RIAU.SIN.CO.ID – Kementerian Agama memperkuat tata kelola kehumasan dengan mendorong penyebaran praktik baik (best practices) pelayanan informasi publik hingga ke tingkat akar rumput. Langkah ini ditegaskan Kepala Biro Humas dan Komunikasi Publik Kementerian Agama, Thobib Al Asyhar, saat memberikan arahan dalam giat Penguatan Tata Kelola Kehumasan Melalui Kemenag Avengers.
Giat yang berlangsung secara daring ini diikuti seribu Pranata Humas (Prahum) dan SDM kehumasan dari Kanwil hingga Kankemenag se-Indonesia. Insan kehumasan ini diajak untuk mengabarkan berbagai praktik baik (best practices) dalam pelayanan informasi publik. Hal ini diwujudkan mulai dari penyampaian capaian program lembaga secara transparan, literasi media kepada masyarakat, hingga menjadi garda terdepan dalam menyaring dan mencegah penyebaran berita bohong (hoax) serta disinformasi di tengah publik.
Thobib juga menyampaikan apresiasi kepada seluruh insan kehumasan di Kementerian Agama atas dedikasi dan kerja keras dalam membangun citra positif serta menyampaikan kerja-kerja berdampak bagi masyarakat.
“Alhamdulillah, berkat kerja keras dan dedikasi Bapak dan Ibu sekalian di seluruh Indonesia, Kementerian Agama mendapatkan apresiasi dari banyak pihak. Kita terbukti mampu melakukan banyak hal untuk kepentingan bangsa yang lebih besar melalui penyampaian berita-berita baik dan capaian nyata,” ujar Thobib.
Menjadikan Kehumasan sebagai Tuntunan Spiritual
Lebih lanjut, Thobib menegaskan bahwa setiap aparatur kehumasan, baik ASN maupun Non-ASN, memiliki kewajiban moral untuk menjalankan fungsi kehumasan sesuai ajaran kebaikan agama, yaitu menyampaikan kebenaran (tabligh) dan menahan narasi yang menyesatkan.
“Kehumasan ini nilainya bukan semata-mata tanggung jawab pekerjaan, tetapi juga tanggung jawab spiritual. Agama yang kita yakini mengajarkan untuk menyebarkan kebaikan dan mencegah kemungkaran. Tugas humas adalah menyampaikan narasi positif sekaligus mencegah penyebaran informasi yang merusak,” tegasnya.

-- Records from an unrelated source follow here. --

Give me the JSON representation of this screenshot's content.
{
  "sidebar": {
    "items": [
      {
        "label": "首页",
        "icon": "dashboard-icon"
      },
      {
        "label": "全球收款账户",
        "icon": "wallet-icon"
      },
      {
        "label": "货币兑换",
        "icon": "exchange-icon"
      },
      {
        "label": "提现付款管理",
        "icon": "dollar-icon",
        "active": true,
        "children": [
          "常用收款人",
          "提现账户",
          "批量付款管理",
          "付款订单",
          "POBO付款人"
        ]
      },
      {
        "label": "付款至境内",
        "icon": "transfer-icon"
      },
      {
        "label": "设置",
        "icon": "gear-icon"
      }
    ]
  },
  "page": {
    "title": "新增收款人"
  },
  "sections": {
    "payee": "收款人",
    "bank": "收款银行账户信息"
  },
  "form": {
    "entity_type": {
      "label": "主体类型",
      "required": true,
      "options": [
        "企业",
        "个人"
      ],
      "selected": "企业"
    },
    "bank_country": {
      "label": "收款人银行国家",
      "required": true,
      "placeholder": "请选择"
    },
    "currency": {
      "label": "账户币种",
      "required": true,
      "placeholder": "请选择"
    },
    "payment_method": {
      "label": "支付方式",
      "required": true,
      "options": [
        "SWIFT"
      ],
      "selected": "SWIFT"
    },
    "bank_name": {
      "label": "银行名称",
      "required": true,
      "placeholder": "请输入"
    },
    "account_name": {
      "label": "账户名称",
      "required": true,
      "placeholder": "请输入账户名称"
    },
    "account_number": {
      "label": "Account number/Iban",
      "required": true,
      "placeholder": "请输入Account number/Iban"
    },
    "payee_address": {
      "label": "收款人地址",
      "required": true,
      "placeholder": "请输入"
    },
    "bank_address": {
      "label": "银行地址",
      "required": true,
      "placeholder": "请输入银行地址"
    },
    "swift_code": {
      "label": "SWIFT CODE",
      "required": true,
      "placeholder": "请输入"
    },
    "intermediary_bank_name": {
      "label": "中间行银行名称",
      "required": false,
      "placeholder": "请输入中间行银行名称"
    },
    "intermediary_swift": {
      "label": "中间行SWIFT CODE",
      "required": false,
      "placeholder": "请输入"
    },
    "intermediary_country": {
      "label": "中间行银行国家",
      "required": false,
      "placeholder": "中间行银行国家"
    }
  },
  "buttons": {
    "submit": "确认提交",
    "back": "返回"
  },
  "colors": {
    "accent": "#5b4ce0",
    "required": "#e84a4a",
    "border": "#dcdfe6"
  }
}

Ia juga mengingatkan risiko moral apabila praktisi kehumasan tidak cermat atau membiarkan informasi palsu berkembang di tengah masyarakat. Menghentikan laju hoaks dan menyajikan informasi yang edukatif dinilai sebagai bentuk ibadah nyata dalam menjaga kedamaian publik.
“Jangan sampai kita menjadi orang yang rugi (muflis) di akhirat karena ikut menyebarkan atau membiarkan berita palsu beredar. Menghentikan hoaks dan mengedukasi masyarakat dengan informasi yang benar adalah bagian dari pengabdian kita kepada Tuhan dan negara,” tambah Thobib.
Sinergi Kehumasan Lintas Satker dan Jejaring “Kemenag Avengers”
Mewujudkan hal tersebut, Thobib mendorong penguatan koordinasi antara Biro Humas di tingkat pusat dengan unit kerja di daerah, termasuk Kanwil, Kankemenag, KUA, hingga madrasah dan satuan pendidikan keagamaan.
Melalui sinergi “Kemenag Avengers”, SDM kehumasan di daerah diarahkan untuk menjadi jembatan komunikasi antara pemerintah dengan tokoh agama dan masyarakat di tingkat akar rumput, sehingga program strategis Kemenag dapat tersampaikan secara tepat, akurat, dan beretika.
“Mari kita saling bahu-membahu sesuai proporsi dan konteks unit kerja masing-masing. Di daerah, potensi interaksi dengan masyarakat dan tokoh agama sangat besar. Itulah peran vital kita untuk terus menyambungkan narasi kebaikan dan merawat kepercayaan publik terhadap Kementerian Agama,” pungkasnya.